Fiorani believes that we’re seeing strong adoption for some new models due to name recognition, such as the Mustang Mach-E and Hummer, but notes that models like the Nissan Leaf and Chevy Bolt haven’t seen the same popularity out of the gate. At the same time, he notes that automakers should have focused on core U.S. markets, like pickups and SUVs, instead of small cars. It’s worth noting that most new EVs coming out now follow his advice. 

2023 Nissan Leaf

The Inflation Reduction Act won’t help every automaker

Building products close to where they’re being sold is smart on multiple levels, but the new Inflation Reduction Act (IRA) makes it vital for automakers hoping to take advantage of EV tax credits. The IRA requires final assembly in North America, leading some European and Asian automakers to invest in American manufacturing facilities. 
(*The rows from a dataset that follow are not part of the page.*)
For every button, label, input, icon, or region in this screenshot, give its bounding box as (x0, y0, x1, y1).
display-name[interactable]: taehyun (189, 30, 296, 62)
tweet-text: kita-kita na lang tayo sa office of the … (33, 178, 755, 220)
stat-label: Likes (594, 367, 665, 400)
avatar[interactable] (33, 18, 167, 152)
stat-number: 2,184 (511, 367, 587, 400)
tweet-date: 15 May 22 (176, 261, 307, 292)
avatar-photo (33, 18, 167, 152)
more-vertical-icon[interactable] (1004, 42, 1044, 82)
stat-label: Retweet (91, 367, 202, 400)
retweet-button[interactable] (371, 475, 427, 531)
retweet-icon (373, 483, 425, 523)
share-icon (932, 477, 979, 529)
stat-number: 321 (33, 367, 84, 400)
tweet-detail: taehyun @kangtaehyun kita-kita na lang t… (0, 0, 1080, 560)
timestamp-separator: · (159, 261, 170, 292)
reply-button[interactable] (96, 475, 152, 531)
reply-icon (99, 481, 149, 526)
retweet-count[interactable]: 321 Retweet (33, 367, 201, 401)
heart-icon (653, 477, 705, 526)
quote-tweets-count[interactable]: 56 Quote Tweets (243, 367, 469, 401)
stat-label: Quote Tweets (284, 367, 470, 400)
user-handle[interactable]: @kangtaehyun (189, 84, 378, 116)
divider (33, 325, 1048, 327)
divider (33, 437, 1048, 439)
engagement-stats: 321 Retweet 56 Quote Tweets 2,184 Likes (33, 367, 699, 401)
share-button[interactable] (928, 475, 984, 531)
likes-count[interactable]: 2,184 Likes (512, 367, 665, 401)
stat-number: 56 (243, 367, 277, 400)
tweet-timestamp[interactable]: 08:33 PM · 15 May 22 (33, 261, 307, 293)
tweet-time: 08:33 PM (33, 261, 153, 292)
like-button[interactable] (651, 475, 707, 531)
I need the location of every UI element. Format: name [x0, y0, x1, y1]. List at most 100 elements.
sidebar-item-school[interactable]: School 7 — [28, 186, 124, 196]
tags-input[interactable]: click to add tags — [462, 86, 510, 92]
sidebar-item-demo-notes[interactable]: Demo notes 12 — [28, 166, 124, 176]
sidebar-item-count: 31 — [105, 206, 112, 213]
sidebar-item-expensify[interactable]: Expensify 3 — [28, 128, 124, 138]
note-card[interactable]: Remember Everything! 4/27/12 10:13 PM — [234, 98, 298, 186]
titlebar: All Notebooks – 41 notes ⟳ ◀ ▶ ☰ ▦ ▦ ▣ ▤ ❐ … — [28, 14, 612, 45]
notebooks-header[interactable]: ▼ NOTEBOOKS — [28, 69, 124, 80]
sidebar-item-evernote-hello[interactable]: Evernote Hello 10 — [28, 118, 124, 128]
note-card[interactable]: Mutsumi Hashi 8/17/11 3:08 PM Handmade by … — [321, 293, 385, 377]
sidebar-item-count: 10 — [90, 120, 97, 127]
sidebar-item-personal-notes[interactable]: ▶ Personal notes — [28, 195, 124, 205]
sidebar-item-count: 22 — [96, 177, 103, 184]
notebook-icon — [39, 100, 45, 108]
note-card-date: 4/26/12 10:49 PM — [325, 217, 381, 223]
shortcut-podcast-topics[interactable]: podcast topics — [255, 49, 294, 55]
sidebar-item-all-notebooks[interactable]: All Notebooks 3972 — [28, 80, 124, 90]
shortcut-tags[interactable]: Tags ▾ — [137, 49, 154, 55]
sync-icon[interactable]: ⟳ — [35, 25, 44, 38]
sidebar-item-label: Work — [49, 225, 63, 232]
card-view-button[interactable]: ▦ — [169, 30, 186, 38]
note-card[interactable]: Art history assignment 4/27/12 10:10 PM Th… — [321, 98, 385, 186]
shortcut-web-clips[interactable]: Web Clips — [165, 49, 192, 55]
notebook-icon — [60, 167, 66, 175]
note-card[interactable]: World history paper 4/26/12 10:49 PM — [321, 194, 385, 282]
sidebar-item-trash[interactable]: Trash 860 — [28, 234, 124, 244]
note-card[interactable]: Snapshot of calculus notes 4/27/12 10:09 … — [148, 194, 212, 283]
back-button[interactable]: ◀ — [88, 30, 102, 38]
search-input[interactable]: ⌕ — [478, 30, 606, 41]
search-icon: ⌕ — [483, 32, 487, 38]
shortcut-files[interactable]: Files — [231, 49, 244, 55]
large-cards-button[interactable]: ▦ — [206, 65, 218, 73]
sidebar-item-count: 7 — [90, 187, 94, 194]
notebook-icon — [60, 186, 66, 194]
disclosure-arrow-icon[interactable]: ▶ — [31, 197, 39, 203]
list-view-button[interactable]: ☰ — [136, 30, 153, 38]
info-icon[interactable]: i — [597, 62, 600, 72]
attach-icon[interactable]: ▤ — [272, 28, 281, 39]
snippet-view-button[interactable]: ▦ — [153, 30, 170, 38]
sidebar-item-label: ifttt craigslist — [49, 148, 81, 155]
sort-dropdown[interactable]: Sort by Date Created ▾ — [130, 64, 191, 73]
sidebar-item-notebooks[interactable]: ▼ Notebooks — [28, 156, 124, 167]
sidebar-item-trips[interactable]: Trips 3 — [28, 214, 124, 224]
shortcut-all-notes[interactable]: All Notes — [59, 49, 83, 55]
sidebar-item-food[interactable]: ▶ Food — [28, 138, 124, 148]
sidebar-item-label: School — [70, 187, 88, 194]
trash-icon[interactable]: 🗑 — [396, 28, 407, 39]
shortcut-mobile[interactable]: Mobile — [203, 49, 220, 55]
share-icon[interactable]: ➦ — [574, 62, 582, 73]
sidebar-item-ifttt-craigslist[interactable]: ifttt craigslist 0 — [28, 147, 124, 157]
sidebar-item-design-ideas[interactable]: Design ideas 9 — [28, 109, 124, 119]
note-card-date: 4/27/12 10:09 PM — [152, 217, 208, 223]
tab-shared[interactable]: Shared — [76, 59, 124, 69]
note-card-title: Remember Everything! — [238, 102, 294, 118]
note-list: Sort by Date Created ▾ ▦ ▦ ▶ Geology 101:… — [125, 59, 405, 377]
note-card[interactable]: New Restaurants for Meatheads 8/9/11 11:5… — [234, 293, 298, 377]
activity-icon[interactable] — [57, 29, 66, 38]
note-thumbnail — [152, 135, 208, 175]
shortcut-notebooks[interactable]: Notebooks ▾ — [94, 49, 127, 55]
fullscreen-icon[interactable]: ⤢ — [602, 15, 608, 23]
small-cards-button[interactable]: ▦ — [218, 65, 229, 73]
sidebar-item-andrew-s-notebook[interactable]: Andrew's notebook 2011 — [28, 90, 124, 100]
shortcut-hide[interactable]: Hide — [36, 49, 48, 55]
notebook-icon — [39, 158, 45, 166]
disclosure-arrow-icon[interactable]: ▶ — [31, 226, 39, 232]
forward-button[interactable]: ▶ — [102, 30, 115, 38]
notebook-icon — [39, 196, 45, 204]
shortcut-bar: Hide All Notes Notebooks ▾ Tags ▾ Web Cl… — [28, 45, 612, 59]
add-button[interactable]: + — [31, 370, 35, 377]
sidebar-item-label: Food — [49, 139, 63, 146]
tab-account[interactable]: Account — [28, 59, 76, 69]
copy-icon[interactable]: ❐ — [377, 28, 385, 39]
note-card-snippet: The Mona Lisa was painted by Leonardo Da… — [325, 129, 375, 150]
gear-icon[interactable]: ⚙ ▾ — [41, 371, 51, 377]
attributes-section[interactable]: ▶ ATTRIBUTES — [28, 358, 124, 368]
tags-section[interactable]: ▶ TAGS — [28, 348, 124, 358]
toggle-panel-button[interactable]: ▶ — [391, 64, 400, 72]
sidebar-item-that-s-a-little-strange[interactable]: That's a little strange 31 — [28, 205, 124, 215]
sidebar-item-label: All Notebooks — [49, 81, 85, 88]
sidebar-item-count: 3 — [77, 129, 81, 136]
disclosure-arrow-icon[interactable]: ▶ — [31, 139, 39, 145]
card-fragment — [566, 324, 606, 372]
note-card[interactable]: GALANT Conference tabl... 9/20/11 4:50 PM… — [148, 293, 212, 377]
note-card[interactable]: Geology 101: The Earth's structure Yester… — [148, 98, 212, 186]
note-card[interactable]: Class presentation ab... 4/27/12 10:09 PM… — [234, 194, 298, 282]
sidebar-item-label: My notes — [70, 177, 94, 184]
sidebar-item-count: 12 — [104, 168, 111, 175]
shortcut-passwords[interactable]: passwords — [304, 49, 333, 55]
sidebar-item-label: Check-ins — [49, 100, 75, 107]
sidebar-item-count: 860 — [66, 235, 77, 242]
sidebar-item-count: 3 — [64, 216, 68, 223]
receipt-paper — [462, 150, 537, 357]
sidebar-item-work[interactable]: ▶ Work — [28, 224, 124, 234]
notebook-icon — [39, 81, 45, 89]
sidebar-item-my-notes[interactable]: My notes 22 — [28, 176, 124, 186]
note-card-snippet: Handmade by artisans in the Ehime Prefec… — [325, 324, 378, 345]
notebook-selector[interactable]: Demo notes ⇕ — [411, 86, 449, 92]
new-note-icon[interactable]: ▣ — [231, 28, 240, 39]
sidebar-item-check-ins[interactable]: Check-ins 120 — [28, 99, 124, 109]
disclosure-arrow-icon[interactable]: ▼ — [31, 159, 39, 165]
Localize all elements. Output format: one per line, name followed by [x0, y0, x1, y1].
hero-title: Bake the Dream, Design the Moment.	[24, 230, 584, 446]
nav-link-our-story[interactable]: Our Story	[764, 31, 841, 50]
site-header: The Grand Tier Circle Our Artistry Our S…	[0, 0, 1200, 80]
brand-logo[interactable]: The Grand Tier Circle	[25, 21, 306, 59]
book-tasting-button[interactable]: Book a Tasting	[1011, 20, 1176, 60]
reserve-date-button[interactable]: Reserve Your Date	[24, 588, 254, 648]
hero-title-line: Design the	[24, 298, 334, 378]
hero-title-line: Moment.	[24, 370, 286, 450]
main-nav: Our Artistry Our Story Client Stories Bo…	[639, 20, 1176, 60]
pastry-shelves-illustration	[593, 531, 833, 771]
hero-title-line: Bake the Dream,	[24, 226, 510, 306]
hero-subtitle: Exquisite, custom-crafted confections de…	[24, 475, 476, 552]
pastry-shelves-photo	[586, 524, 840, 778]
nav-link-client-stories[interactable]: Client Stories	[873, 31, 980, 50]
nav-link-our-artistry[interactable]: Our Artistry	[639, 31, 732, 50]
In addition to causing headaches for international companies, the IRA has led to a mad scramble to build EVs here. As Fiorani points out, however, only large automakers can take full advantage of the situation due to the costs and time it takes to ramp up new production. The IRA is set to expire in 2032, so an unlimited timeline isn’t available.

Gas cars won’t disappear after 2030

General Motors has stated that it will not sell gas vehicles after 2035, but some companies have taken a softer approach after realizing gas engines still play a significant role in sales and growth. Ford will continue making gas and diesel engines for the foreseeable future, as its Super Duty trucks and Mustang sports car remain popular options. BMW will continue building gas engines as it notes strong demand for internal combustion. 

None of that is to say that EV development should slow or that we should cling to gas engines like they’re enthusiasts’ last hope. As Barra said, people (including diehard gearheads) will eventually realize that switching to EVs brings more benefits than downsides. Instant torque and the ability to scorch the tires in a family crossover should be enough to convince anyone, but there will be holdouts for years to come. 

going electric

Frequently Asked Questions

Are all cars going to be electric soon?

Not quite. As you’ve seen here and on the roads in your area, gas vehicles aren’t going anywhere. People still want and buy them, and there are still plenty of use cases in which they are a better choice. It’s more likely that we’ll see gas and electric choices across various segments and vehicle types that allow buyers to choose. Besides, it’s not like gas vehicles are going to disappear overnight. There will still be gas stations and vehicle servicing deep into the future.

How long do EVs last?

Electric vehicle batteries can last up to 200,000 miles or more, depending on how they’re cared for. Automakers also offer longer warranties and coverage to prevent costly replacement bills, taking much of the fear out of high-mileage EV ownership. That said, batteries tend to degrade over time and with use, so the impressive range numbers a vehicle showed when new might not be as impressive after several years of service.

Does cold weather affect EVs?

Cold temperatures can lower the range and slow charging, but many EVs come with thermal management systems that help maintain a consistent temperature during use. That can help prevent excess battery draw and improve charging times, but only when the vehicle is in use. 

Do I need a home EV charger?

If you have the ability to install a charger at home, it will drastically improve your quality of life and make EV ownership much less stressful. Hunting for public charging or waiting for that one spot at your office to open up isn’t much fun, and it can leave you without a charge if you’re in a hurry.